I was annoyed with these issues and thus Mangle was born (the program name is a mix of “Manga” and “Kindle” in case you haven’t figured it out yet; I thought it was pretty clever at the time). Fortunately you can get all the benefits of my work without really doing anything (and it won’t even cost you anything since Mangle is free, GPL software. With Mangle you can easily:
- Sort and organize images from different directories; bulk rename feature for output to the Kindle.
- Optionally re-save images in a format Kindle will be sure to understand with no visible quality loss.
- Downsample and rotate images for optimal viewing on Kindle, convert to grayscale to save space and improve contrast.
- Automatically generate book meta-data so that your manga is always properly detected and viewable in-order.
Here is a recent screenshot showing off some of the export options that you can configure on a per-book basis in Mangle:
You can also check out what Mangle output looks like on the Kindle on the action shots page.
Mangle is cross platform, and doesn’t require an install (it’s a standalone executable that you can run from anywhere). It is also “environmentally friendly” by not messing with your registry or modifying your system in any way. If you ever want to uninstall it, just delete the executable and you’re done.
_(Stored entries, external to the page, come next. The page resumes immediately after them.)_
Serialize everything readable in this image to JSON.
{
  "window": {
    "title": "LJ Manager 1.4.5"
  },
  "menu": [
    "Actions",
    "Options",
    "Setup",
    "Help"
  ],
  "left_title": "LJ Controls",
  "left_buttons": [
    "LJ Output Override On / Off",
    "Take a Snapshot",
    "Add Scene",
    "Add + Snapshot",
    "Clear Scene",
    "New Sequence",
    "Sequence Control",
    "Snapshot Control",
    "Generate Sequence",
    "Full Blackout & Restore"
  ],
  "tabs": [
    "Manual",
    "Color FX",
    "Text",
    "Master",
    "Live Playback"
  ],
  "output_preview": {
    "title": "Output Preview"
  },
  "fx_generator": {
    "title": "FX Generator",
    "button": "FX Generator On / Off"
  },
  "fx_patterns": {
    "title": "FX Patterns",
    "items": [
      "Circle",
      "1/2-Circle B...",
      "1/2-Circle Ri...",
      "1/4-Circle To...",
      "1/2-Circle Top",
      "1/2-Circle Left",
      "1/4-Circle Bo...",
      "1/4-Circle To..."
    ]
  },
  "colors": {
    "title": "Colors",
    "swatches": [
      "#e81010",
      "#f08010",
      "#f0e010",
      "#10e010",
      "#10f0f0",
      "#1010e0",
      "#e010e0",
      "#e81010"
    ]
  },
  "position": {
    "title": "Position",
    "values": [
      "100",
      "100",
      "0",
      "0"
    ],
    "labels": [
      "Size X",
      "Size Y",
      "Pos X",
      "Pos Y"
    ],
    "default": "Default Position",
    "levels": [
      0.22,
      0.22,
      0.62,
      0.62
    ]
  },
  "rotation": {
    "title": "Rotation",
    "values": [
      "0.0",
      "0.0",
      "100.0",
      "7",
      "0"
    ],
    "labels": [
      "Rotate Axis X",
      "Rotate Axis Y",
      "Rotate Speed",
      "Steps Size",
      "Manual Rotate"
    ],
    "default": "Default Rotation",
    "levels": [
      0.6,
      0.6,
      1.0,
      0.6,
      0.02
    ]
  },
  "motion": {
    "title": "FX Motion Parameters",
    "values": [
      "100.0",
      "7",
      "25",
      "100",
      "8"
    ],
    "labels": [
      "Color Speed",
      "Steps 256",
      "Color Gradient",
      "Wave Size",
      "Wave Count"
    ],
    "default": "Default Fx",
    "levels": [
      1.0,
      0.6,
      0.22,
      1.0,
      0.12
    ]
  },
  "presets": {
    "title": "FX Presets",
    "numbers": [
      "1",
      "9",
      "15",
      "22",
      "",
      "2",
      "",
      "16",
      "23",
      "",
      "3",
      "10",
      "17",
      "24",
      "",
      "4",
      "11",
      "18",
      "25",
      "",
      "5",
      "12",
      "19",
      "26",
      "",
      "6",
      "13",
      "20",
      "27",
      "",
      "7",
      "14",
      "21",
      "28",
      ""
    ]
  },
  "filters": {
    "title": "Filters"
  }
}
Mangle is pretty easy to use, so this won’t be really in-depth. If you have any questions drop me a line though.
- Add images to the current book by selecting the “Book | Add | Files” or “Book | Add | Directory” menu items.
- If certain images are not in the order you want, select them in the window, and select the “Book | Shift | Up” or “Book | Shift | Down” menu items.
- Configure the book title and image processing options by selecting “Book | Options”; this will be the title you see in the Kindle home menu.
- Create a root-level directory on your SD memory card/Kindle called “pictures” (case might matter).
- Once you are satisfied with the your images and options select “Book | Export” and select the “pictures” directory you just created.
- After the export is complete your new manga books will show up along with all your other books (if they don’t for some reason, press Alt+Z while on the home menu).
The Usual Disclaimer
You probably know how this goes by now… Mess around with your Kindle at your own risk. Honestly, nothing bad is going to happen; however if something does then it’s your problem.
Running From Source
Because Mangle is written in Python it’s trivial to get it up and running on the operating system of your choice. First,
satisfy the dependencies by installing Python 2.7, Python Imaging
Library, and PyQt. If you want to
optionally convert the script to a standalone application you will also want to get Py2Exe
(again, this is not required). Now you can fetch the latest version of the code
and run the
mangle.pyw script to execute Mangle.
The Windows binary for the latest version of Mangle can be downloaded here. Although I don’t have the means to make MacOS X releases myself, I do have the slightly older MacOS X Package built by Rob White. Note that I have never used MacOS X and I have no idea what it takes to get Mangle up and running on it so I cannot answer any questions about that platform.